Planners who invest in drainage upgrades, water resource management and heat mitigation measures can expect those investments to preserve or increase local property values.
Risks and trade-offs investors must weigh
There is still opportunity in Italy, but it demands technical assessment. Key risks include:
- Underwriting risk: Loss of insurance or rising premiums that make the asset less rentable.
- Liquidity risk: Lower demand in the resale market if buyers rely on comparable sales that exclude climate exposure.
- Occupancy risk for holiday properties: Hot summers reduce high-season income and increase operating costs.
- Adaptation cost risk: Significant capex to retrofit a property can erode projected returns.
On the other side, properties in municipalities that invest in resilience, or those at higher elevation with reliable water supply and good ventilation, will be more attractive to buyers who are climate-aware.
How this affects foreign buyers and expats
Social media videos that promote cheap houses in Italy continue to attract foreign buyers, including many from Brazil. These promotions often emphasise price and scenery but omit climate exposure and infrastructure constraints. That leads to two common mistakes:
- Buying for aesthetics alone and underestimating adaptation costs.
- Assuming summer demand will be unchanged when extreme heat makes months like July and August less comfortable for guests.
Expats and foreign investors should insist on local due diligence and on written insurance confirmations before committing. An overheating investment in a flood-prone or drought-affected area can become a stranded asset.
Where the data points point next: valuation and policy implications
Valuers and market analysts will start to price climate exposure more explicitly. Expect these trends to continue:
- More granular valuations that include microclimate variables such as wind exposure and local topography.
- Greater demand for climate-risk reports in purchase chains.
- A widening spread between properties in resilient municipalities and those in high-exposure areas.
Policy responses at municipal and national levels will matter. Where local authorities invest in drainage upgrades, water management and heat mitigation, property values are likely to stabilise. Where investment is lacking, values will lag and insurance less available.
Frequently Asked Questions
Q: How large is the price impact that climate events have had in Italy?
A: Research by Fondazione GRINS shows price reductions of between 1.6% and 3.2% in areas affected by extreme events. That is an average effect and local impacts vary.
Q: Are insurers still offering cover in Italy?

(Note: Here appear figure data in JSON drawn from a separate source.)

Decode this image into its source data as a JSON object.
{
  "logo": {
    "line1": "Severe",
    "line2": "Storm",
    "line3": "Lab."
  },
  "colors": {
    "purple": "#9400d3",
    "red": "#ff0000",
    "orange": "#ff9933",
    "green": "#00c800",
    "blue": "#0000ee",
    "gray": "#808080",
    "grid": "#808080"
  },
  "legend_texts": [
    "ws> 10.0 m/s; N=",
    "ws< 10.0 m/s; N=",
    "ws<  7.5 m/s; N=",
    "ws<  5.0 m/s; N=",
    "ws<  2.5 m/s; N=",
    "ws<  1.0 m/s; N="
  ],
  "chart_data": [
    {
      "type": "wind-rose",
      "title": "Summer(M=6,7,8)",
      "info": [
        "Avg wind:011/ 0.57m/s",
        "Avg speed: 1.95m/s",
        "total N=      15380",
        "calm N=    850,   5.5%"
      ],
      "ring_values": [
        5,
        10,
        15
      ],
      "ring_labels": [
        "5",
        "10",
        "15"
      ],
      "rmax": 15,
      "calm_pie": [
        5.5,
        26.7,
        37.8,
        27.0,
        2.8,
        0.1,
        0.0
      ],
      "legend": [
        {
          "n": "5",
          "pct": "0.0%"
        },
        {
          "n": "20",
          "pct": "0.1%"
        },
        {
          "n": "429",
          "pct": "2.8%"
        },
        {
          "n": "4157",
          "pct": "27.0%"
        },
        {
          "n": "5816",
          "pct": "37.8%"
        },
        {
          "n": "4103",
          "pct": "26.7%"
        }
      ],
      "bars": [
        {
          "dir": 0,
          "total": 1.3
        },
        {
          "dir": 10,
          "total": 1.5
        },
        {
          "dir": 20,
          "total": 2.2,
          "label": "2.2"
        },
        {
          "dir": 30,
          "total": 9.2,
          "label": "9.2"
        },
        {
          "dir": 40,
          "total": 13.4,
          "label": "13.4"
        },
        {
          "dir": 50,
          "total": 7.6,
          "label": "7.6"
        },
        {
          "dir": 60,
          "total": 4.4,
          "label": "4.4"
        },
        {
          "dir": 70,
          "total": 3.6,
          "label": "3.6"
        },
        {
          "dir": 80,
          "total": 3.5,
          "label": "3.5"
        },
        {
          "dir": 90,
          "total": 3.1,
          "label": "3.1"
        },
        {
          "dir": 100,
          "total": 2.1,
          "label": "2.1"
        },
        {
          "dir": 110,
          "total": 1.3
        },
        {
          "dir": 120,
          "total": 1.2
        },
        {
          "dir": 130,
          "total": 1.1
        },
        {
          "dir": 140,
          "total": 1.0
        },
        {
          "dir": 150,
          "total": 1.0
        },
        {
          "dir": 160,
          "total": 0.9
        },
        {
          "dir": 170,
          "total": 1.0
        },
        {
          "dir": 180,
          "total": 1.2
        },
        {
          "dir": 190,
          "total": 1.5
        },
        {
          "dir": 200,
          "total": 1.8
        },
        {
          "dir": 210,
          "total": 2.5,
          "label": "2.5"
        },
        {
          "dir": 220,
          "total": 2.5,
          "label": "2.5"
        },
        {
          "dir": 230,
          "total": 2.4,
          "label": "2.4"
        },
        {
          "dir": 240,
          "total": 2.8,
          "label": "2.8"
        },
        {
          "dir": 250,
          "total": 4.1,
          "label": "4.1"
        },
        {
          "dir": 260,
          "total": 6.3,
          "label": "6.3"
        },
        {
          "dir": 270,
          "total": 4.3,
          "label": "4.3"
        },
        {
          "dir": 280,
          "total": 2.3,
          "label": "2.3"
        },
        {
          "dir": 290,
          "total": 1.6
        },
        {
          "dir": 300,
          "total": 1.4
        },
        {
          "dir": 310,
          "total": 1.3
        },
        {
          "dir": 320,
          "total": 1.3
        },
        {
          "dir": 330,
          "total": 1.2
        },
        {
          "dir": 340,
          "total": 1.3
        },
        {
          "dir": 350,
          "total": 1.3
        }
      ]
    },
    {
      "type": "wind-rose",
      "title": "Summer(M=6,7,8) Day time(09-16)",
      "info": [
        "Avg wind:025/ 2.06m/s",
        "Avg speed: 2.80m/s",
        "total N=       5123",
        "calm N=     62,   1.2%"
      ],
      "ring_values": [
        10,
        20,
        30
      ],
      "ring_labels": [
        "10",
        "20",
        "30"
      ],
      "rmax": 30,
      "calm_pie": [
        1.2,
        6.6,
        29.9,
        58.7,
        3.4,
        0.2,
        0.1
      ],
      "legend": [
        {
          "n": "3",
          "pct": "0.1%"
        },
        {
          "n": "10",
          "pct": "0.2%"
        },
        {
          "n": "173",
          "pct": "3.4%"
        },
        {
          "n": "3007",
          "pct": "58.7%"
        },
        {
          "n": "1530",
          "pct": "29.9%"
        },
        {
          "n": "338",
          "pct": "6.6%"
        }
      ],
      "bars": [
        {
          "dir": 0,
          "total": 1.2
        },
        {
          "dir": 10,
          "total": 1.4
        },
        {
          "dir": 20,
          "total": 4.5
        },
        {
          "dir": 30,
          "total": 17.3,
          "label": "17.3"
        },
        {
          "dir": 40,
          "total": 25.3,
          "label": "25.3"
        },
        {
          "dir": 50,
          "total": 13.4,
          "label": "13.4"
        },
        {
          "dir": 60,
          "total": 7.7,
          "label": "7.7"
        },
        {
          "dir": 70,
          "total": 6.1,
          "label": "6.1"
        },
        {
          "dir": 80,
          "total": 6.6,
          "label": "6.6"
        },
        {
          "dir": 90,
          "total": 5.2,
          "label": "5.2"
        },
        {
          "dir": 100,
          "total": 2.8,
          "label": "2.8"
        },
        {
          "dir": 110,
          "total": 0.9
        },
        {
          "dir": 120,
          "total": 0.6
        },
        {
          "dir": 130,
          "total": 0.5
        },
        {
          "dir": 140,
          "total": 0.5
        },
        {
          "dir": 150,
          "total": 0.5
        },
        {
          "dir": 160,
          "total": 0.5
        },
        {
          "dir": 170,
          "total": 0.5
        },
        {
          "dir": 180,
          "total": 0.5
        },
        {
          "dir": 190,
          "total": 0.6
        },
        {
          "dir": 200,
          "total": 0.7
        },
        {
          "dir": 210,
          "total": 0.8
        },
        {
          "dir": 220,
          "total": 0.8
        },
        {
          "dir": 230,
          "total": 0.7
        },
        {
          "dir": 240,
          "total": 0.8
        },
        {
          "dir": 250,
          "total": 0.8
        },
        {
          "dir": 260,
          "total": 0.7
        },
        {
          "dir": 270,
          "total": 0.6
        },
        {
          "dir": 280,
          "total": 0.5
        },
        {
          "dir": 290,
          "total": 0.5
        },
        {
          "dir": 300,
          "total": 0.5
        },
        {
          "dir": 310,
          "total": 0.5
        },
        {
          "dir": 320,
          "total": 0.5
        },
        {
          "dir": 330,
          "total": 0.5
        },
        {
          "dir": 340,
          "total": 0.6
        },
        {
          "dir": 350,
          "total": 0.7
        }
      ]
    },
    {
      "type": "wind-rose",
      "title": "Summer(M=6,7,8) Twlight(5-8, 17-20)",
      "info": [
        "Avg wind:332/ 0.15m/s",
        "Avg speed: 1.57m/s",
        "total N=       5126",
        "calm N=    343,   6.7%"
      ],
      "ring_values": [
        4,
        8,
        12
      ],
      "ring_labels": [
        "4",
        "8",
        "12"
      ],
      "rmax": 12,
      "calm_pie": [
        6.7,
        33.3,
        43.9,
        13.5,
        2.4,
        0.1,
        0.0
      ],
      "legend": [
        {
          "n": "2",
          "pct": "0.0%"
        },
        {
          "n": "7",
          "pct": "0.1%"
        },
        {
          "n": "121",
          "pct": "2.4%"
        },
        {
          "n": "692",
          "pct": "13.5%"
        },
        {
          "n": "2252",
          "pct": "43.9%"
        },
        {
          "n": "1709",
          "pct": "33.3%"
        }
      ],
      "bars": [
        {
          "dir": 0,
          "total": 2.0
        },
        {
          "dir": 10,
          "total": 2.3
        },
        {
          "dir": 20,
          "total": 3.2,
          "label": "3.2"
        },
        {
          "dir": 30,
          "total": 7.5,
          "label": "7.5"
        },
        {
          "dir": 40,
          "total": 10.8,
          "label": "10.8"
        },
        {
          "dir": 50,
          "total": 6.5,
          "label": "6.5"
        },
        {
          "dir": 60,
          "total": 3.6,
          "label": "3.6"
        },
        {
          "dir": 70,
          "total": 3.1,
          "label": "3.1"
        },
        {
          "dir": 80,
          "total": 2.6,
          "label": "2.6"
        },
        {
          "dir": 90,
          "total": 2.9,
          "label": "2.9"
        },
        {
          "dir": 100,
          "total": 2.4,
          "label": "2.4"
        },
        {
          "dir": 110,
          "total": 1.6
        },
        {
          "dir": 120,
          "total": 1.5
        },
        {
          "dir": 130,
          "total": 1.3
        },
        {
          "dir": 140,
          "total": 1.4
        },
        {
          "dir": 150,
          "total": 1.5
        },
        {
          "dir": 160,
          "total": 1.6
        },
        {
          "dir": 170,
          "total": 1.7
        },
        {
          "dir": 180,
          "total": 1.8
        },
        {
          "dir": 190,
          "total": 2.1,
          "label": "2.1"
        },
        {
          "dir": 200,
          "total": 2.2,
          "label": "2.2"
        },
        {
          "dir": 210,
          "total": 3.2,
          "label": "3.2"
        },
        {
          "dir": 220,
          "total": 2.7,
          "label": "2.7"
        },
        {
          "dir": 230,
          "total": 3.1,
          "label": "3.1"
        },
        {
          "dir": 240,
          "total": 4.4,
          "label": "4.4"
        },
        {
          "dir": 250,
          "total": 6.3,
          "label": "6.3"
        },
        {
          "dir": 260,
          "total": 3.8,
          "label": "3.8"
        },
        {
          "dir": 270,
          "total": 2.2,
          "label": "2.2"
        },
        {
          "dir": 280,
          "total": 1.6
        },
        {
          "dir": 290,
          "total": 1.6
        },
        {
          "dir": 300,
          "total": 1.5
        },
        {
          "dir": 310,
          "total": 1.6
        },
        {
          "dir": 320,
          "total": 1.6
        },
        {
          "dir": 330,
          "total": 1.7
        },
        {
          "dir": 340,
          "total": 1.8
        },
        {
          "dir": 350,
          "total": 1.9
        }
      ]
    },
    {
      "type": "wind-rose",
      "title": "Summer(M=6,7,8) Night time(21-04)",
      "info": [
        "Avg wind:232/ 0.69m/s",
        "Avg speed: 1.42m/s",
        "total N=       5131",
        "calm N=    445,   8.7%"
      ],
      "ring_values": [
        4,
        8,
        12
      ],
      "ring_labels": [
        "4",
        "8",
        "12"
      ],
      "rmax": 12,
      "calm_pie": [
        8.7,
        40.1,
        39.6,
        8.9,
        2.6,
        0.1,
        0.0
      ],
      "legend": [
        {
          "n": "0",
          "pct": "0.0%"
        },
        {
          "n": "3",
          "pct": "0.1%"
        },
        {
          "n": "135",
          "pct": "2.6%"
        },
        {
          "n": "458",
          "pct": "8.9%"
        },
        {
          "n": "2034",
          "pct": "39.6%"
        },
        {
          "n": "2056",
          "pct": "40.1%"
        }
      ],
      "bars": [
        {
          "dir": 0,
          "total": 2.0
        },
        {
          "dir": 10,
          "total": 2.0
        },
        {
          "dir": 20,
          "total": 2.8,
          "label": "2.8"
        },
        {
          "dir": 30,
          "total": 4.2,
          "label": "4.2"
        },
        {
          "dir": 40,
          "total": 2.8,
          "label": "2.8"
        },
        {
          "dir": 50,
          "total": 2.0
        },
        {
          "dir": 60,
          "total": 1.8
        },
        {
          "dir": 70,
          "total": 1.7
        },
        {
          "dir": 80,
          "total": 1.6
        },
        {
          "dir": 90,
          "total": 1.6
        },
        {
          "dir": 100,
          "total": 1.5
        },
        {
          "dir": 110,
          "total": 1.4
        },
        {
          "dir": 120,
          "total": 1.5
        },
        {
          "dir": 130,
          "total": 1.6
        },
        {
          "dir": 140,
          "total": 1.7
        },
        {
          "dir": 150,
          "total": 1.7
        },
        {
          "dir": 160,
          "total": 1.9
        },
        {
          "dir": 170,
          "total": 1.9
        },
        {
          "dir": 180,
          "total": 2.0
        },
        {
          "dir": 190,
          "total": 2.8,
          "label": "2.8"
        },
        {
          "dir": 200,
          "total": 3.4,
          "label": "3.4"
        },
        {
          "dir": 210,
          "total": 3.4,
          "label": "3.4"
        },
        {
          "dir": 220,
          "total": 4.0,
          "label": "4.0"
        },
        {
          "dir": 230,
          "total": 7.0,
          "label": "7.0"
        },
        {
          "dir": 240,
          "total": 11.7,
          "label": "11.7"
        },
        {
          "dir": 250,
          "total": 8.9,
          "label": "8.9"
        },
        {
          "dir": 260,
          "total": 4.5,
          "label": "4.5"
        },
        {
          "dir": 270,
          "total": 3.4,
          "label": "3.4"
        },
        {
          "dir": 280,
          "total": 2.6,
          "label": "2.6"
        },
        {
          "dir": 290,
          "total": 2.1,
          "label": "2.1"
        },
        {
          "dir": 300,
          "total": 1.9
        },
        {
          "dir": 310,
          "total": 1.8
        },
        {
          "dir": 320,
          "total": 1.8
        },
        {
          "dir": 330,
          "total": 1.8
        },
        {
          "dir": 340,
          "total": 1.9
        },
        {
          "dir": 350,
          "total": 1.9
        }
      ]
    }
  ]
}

A: Yes, but insurance costs have risen and in some regions coverage for flood or wildfire is restricted or expensive. IVASS reports event costs increasing from €2bn to more than €7bn, which explains tighter underwriting.
Q: Should I avoid buying in southern Italy and the islands?
A: Not automatically. Sicily and Sardinia face higher water stress and wildfire risk, but properties at higher elevation, with good water access and municipal resilience can still be good investments. Each property needs a technical assessment.
Q: What is a practical first step before making an offer?
A: Obtain a climate-risk report and an insurance pre-quote. Those two items will flag likely adaptation costs and insurance availability, which materially affect price and liquidity.
Final assessment and practical takeaway
Italy remains a desirable place to live and invest, but the market has changed: climate exposure is now a determinative factor in valuation and liquidity. Treat climate risk as measurable financial exposure. Before signing, commission a local climate-risk report, secure an insurance pre-quote and include likely adaptation capex in your valuation. Remember that properties in affected areas have shown price declines of 1.6–3.2%, and insurer payouts from climate events rose from €2bn to more than €7bn, facts that should guide any buying decision.